An integrated airline scheduling, fleeting and pricing model for a monopolized market

In airline schedule planning models, the demand and price information are usually taken as inputs to the model. Therefore schedule and capacity decisions are taken separately from pricing decisions. In this paper we present an integrated scheduling, fleeting and pricing model for a single airline where these decisions are taken simultaneously. This integration enables to explicitly model supply and demand interactions and take superior decisions. The model refers to a monopolized market. However, competing airlines are included in the model as a reference for the pricing decisions. The schedule planning model consists of schedule design and fleet assignment models. The pricing decision is formulated through an itinerary choice model which determines the demand of the alternative itineraries in the same market according to their price, travel time, number of stops, and the departure time of the day. The demand model is estimated based on real data and is developed separately for economy and business classes.

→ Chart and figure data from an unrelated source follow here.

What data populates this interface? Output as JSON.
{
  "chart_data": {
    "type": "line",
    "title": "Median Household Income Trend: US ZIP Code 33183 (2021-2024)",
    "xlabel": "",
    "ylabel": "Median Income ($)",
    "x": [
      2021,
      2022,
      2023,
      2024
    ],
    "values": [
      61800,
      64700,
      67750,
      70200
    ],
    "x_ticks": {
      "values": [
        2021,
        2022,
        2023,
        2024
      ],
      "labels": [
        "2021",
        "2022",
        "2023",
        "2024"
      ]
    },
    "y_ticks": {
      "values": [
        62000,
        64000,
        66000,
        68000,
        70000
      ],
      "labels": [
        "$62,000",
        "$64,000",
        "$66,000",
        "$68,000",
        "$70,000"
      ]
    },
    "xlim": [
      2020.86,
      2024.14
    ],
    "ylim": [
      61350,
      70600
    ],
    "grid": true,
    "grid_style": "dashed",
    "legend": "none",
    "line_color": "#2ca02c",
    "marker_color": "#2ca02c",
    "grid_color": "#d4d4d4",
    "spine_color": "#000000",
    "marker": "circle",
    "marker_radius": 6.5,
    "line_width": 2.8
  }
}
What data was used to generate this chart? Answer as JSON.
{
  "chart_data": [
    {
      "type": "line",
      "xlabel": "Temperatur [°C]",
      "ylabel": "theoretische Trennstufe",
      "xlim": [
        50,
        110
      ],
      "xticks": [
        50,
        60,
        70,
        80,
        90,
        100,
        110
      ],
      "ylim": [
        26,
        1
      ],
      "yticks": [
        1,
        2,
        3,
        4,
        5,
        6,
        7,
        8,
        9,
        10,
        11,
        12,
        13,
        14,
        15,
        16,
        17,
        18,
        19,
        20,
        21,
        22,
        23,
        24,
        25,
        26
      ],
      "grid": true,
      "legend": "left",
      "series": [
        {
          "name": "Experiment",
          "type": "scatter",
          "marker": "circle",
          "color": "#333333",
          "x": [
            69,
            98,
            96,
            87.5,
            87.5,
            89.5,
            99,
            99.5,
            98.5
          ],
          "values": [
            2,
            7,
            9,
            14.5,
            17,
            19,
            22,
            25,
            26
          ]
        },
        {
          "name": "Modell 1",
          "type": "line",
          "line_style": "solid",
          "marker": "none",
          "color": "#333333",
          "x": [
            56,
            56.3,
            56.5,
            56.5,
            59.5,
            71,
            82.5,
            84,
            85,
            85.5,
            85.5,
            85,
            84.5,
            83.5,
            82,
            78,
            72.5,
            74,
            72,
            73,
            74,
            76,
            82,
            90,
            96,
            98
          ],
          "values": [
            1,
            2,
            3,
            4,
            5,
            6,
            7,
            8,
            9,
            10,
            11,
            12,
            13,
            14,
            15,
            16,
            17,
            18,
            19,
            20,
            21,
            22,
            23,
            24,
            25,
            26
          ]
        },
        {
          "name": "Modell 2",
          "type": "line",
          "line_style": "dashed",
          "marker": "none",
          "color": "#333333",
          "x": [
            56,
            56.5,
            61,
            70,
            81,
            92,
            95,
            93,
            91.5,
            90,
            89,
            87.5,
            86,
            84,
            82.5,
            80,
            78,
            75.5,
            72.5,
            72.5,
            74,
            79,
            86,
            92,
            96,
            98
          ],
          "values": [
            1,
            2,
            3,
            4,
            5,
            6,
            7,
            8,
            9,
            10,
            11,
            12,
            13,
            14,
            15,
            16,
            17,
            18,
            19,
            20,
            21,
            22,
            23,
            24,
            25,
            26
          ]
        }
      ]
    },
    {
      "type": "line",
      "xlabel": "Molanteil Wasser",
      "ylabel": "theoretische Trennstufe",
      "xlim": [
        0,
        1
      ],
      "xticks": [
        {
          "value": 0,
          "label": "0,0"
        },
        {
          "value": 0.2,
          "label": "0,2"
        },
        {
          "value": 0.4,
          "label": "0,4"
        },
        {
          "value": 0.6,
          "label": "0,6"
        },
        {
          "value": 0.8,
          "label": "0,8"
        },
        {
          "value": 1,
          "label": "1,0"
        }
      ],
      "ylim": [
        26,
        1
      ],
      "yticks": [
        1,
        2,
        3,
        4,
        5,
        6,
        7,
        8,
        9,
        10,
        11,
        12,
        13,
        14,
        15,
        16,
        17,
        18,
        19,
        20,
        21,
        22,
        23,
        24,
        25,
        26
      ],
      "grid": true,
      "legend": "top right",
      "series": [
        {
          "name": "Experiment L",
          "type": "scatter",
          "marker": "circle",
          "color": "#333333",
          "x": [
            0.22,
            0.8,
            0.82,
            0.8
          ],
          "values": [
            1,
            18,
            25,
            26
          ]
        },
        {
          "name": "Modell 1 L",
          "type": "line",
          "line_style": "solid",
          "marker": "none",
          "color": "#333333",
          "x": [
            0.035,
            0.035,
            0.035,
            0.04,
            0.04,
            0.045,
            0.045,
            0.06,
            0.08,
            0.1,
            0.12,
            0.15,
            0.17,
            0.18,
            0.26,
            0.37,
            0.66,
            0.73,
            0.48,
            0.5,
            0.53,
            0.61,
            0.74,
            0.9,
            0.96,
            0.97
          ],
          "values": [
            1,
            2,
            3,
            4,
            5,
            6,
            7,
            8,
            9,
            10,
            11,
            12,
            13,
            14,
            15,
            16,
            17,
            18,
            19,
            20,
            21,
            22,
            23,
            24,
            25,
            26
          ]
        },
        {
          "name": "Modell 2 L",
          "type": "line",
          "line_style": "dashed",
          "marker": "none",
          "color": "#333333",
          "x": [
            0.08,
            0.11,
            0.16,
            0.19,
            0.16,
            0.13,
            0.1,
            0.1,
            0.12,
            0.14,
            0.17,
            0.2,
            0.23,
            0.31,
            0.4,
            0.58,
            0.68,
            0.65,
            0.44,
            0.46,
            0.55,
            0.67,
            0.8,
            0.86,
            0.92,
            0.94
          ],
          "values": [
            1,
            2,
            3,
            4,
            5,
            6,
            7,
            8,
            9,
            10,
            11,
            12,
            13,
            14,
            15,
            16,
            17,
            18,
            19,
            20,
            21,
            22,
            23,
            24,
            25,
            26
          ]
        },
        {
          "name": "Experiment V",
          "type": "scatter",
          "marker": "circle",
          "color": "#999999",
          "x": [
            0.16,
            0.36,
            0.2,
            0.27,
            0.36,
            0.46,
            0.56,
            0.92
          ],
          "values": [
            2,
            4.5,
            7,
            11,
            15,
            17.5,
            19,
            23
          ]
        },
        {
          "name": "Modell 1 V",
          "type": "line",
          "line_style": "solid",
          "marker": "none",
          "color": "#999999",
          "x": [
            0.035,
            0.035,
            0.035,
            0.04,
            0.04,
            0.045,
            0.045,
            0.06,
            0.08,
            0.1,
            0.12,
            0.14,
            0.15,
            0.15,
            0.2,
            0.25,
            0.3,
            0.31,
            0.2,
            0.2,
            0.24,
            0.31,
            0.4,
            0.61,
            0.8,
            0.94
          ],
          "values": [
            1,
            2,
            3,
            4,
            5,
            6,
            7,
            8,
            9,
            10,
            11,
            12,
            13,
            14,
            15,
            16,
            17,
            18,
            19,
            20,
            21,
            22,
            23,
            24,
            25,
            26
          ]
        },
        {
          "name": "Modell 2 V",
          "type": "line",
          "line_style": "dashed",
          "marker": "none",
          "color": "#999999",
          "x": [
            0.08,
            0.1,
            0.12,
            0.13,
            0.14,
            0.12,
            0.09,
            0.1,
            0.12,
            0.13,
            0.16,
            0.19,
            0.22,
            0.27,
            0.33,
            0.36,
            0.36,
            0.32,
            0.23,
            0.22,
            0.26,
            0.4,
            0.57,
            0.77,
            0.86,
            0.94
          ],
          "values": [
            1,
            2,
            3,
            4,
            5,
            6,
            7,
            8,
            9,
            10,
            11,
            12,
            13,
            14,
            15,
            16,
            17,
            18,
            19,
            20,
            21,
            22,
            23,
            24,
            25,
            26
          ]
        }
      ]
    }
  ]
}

The seat allocation for these classes are optimized according to the behavior of the demand. The choice model is also used to appropriately model the spill and recapture effects. The resulting model is evaluated with different illustrations and the added value of the integrated approach is analyzed compared to a sequential approach. Results over a set of representative instances show that the integrated model is able to take superior decisions by jointly adjusting capacity and pricing.

Published as: An integrated airline scheduling, fleeting and pricing model for a monopolized market, Computer-Aided Civil and Infrastructure Engineering. 29 (2):76-90 (2014).